Jessalyn Wakefield



SHELL & ANIMAL


come on brother show me the love
you can tell me where i come from


& the old snow on the ground, & wearing sandals, as if they could be snow shoes-
as if, the first battle of manassas. as if, chickamauga.

& holding eight mm film up to my window, found on the sidewalk years ago, sex & lydia it says,
& i hold a second snippet over the first, seven inches of tiny fireworks. & my memory has become something like this.

last night before sleep, an image of myself holding a large sand colored shell to my ear, spiked & rough on the surface, pink and feather soft inside. and my half-dream-self hearing my true heartbeat inside the shell, not the echo of the ocean inside my heart. & this morning, marina calling my dream name across the screen.

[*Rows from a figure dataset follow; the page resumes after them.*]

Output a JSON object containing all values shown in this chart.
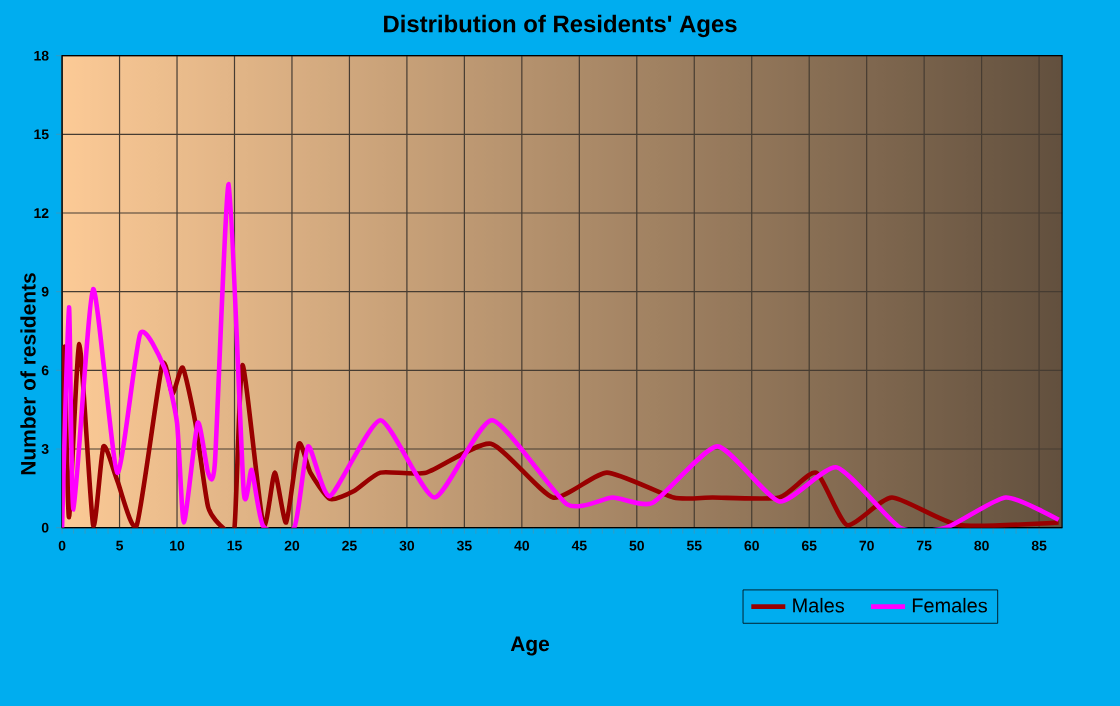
{
  "chart_data": {
    "type": "line",
    "title": "Distribution of Residents' Ages",
    "xlabel": "Age",
    "ylabel": "Number of residents",
    "xlim": [
      0,
      87
    ],
    "ylim": [
      0,
      18
    ],
    "xticks": [
      0,
      5,
      10,
      15,
      20,
      25,
      30,
      35,
      40,
      45,
      50,
      55,
      60,
      65,
      70,
      75,
      80,
      85
    ],
    "yticks": [
      0,
      3,
      6,
      9,
      12,
      15,
      18
    ],
    "grid": true,
    "legend": "bottom right",
    "marker": "none",
    "line_style": "solid",
    "series": [
      {
        "name": "Males",
        "color": "#990000",
        "x": [
          0,
          0.2,
          0.6,
          1.5,
          2.7,
          3.6,
          4.8,
          6.5,
          8.7,
          9.6,
          10.5,
          11.6,
          12.7,
          14,
          15,
          15.7,
          17.5,
          18.5,
          19.5,
          20.6,
          21.6,
          23.3,
          25.4,
          27.7,
          31.7,
          37.3,
          42.7,
          47.4,
          53.2,
          56.6,
          62.4,
          65.6,
          68.3,
          72.2,
          78,
          86.7
        ],
        "values": [
          2,
          6.9,
          0.4,
          7,
          0.1,
          3.1,
          1.8,
          0.1,
          6.2,
          5.1,
          6.1,
          4,
          0.8,
          0,
          0,
          6.2,
          0.1,
          2.1,
          0.2,
          3.2,
          2.1,
          1.1,
          1.4,
          2.1,
          2.1,
          3.2,
          1.15,
          2.1,
          1.15,
          1.15,
          1.15,
          2.1,
          0.1,
          1.15,
          0.1,
          0.2
        ]
      },
      {
        "name": "Females",
        "color": "#ff00ff",
        "x": [
          0,
          0.6,
          1,
          2.7,
          4.8,
          6.8,
          8.9,
          10,
          10.6,
          11.8,
          12.7,
          13.3,
          14.5,
          15.8,
          16.5,
          17.5,
          20.2,
          21.4,
          23.3,
          27.7,
          32.4,
          37.4,
          43.9,
          47.9,
          51.4,
          57,
          62.4,
          67.4,
          72.9,
          76.9,
          82.1,
          86.7
        ],
        "values": [
          0,
          8.4,
          0.7,
          9.1,
          2.1,
          7.4,
          6.1,
          4,
          0.2,
          4,
          2.1,
          2.5,
          13.1,
          1.4,
          2.2,
          0.05,
          0,
          3.1,
          1.2,
          4.1,
          1.15,
          4.1,
          0.9,
          1.15,
          0.95,
          3.1,
          1,
          2.3,
          0,
          0,
          1.15,
          0.3
        ]
      }
    ]
  }
}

& i told his best friend my terrible female secrets, he standing in richmond virginia, in a cold lawn full of drunk men falling into grass,
& i standing beside a window framing a tree dripping japanese magnolia, the moon leaking through the skylight.
& i thought i am so fucking dramatic look at where i am standing.
of course i cried.

& a late night tea party, we all wore aprons, we have five tea pots.
the house is filled with flowers, silver. this house is a doll's house. this house is yellow.

drape ribbons over the antlers of the deer skull hanging above my bed.
everything in its place.





Jessalyn Wakefield lives on couches across Northern California. She is a letterpress printmaker and book artist.